Delivery Driver Performance Evaluation Framework
Company: Amazon
Role: Product Manager
Category: Product / Decision Making
Difficulty: hard
Interview Round: Technical Screen
##### Question
Amazon currently tracks only the number of packages delivered and total delivery time for each driver. Design a robust framework to evaluate delivery-driver performance.
Identify additional data you would collect (e.g., route characteristics, weather, traffic, package weight, customer feedback, vehicle type, stop density, promised delivery windows).
Explain why each data point matters and how you would gather it.
Propose quantitative metrics or a scoring model that fairly compares drivers who operate under different conditions.
Outline how you would surface insights to drivers and managers and iterate on the system over time.
##### Hints
Think about normalizing for factors outside the driver’s control—distance, urban vs. rural routes, real-time weather and traffic, peak season spikes.
Consider leading (process) and lagging (outcome) indicators: safety incidents, on-time rate, customer satisfaction, fuel efficiency.

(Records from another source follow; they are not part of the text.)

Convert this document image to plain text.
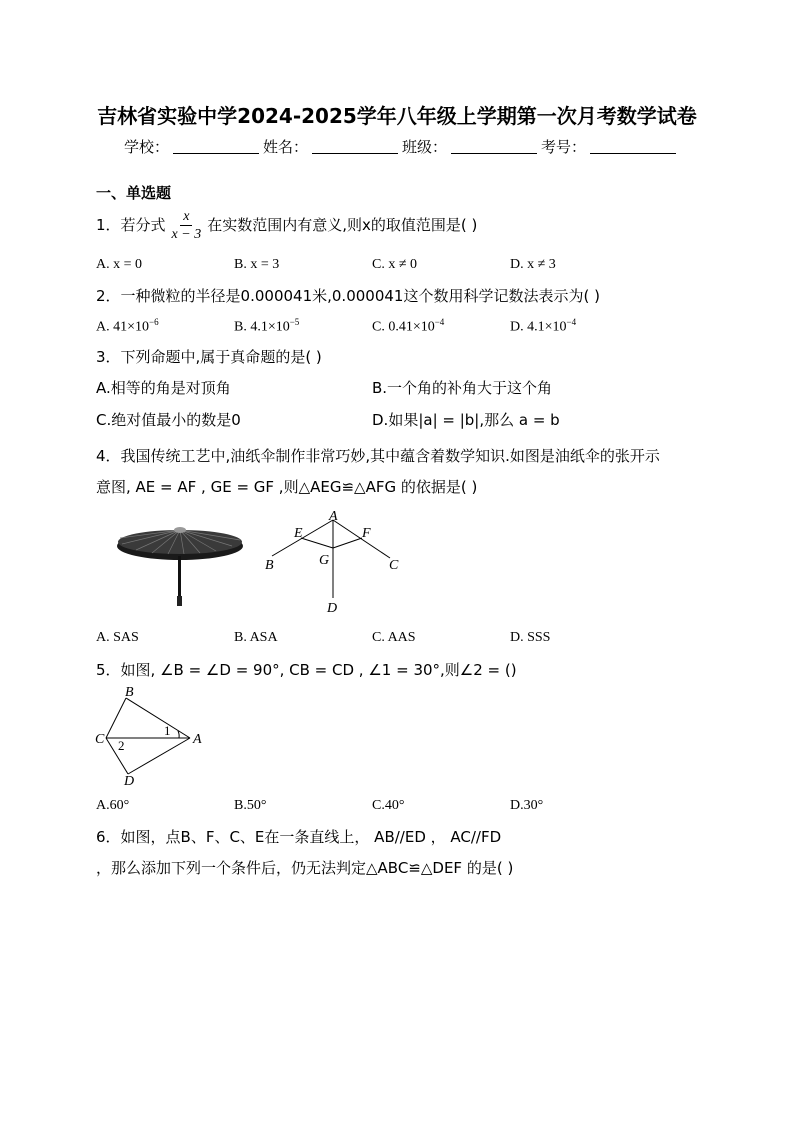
吉林省实验中学2024-2025学年八年级上学期第一次月考数学试卷
学校：	姓名：	班级：	考号：
一、单选题
1．若分式 $\frac{x}{x - 3}$ 在实数范围内有意义,则x的取值范围是( )
A. x = 0	B. x = 3	C. x ≠ 0	D. x ≠ 3
2．一种微粒的半径是0.000041米,0.000041这个数用科学记数法表示为( )
A. $41\times 10^{-6}$	B. $4.1\times 10^{-5}$	C. $0.41\times 10^{-4}$	D. $4.1\times 10^{-4}$
3．下列命题中,属于真命题的是( )
A.相等的角是对顶角	B.一个角的补角大于这个角
C.绝对值最小的数是0	D.如果|a| = |b|,那么 a = b
4．我国传统工艺中,油纸伞制作非常巧妙,其中蕴含着数学知识.如图是油纸伞的张开示
意图, AE = AF , GE = GF ,则△AEG≌△AFG 的依据是( )
A
E	F
G
B	C
D
A. SAS	B. ASA	C. AAS	D. SSS
5．如图, ∠B = ∠D = 90°, CB = CD , ∠1 = 30°,则∠2 = ()
B
C	A
D
1
2
A.60°	B.50°	C.40°	D.30°
6．如图，点B、F、C、E在一条直线上， AB//ED ， AC//FD
，那么添加下列一个条件后，仍无法判定△ABC≌△DEF 的是( )
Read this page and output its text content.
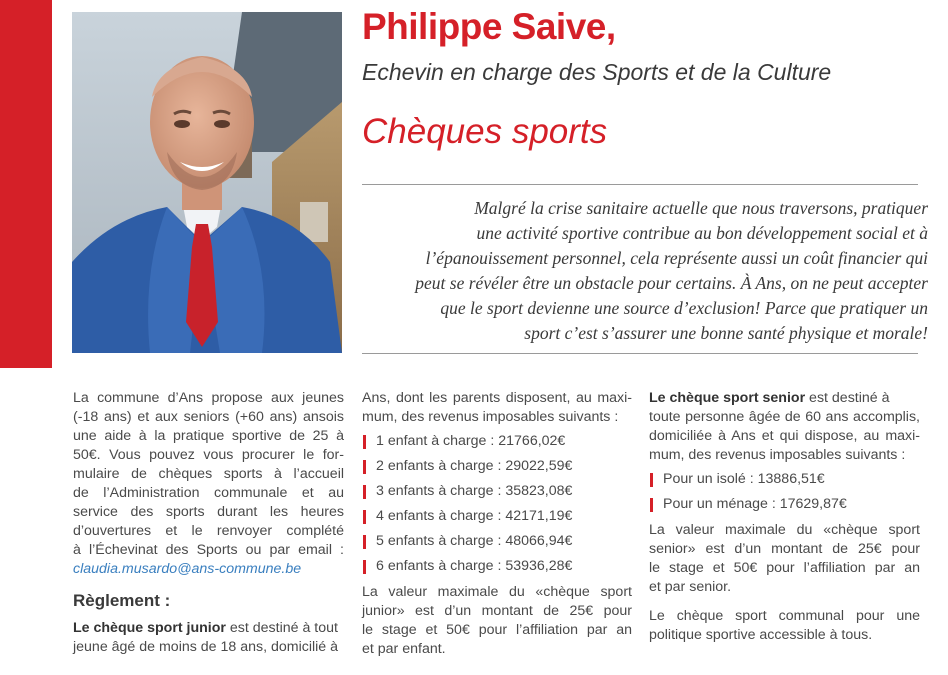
Philippe Saive,
Echevin en charge des Sports et de la Culture
Chèques sports
Malgré la crise sanitaire actuelle que nous traversons, pratiquer
une activité sportive contribue au bon développement social et à
l’épanouissement personnel, cela représente aussi un coût financier qui
peut se révéler être un obstacle pour certains. À Ans, on ne peut accepter
que le sport devienne une source d’exclusion! Parce que pratiquer un
sport c’est s’assurer une bonne santé physique et morale!
La commune d’Ans propose aux jeunes
(-18 ans) et aux seniors (+60 ans) ansois
une aide à la pratique sportive de 25 à
50€. Vous pouvez vous procurer le for-
mulaire de chèques sports à l’accueil
de l’Administration communale et au
service des sports durant les heures
d’ouvertures et le renvoyer complété
à l’Échevinat des Sports ou par email :
claudia.musardo@ans-commune.be
Règlement :
Le chèque sport junior est destiné à tout
jeune âgé de moins de 18 ans, domicilié à
Ans, dont les parents disposent, au maxi-
mum, des revenus imposables suivants :
1 enfant à charge : 21766,02€
2 enfants à charge : 29022,59€
3 enfants à charge : 35823,08€
4 enfants à charge : 42171,19€
5 enfants à charge : 48066,94€
6 enfants à charge : 53936,28€
La valeur maximale du «chèque sport
junior» est d’un montant de 25€ pour
le stage et 50€ pour l’affiliation par an
et par enfant.
Le chèque sport senior est destiné à
toute personne âgée de 60 ans accomplis,
domiciliée à Ans et qui dispose, au maxi-
mum, des revenus imposables suivants :
Pour un isolé : 13886,51€
Pour un ménage : 17629,87€
La valeur maximale du «chèque sport
senior» est d’un montant de 25€ pour
le stage et 50€ pour l’affiliation par an
et par senior.
Le chèque sport communal pour une
politique sportive accessible à tous.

Discuss statistical or ML techniques (e.g., regression, clustering) to isolate driver impact from external noise.
Quick Answer: Practice designing a fair delivery-driver performance framework that goes beyond package count and total time. The solution covers route difficulty, weather, traffic, package attributes, vehicle data, safety gates, expected-versus-actual scoring, coaching dashboards, bias monitoring, and metric governance.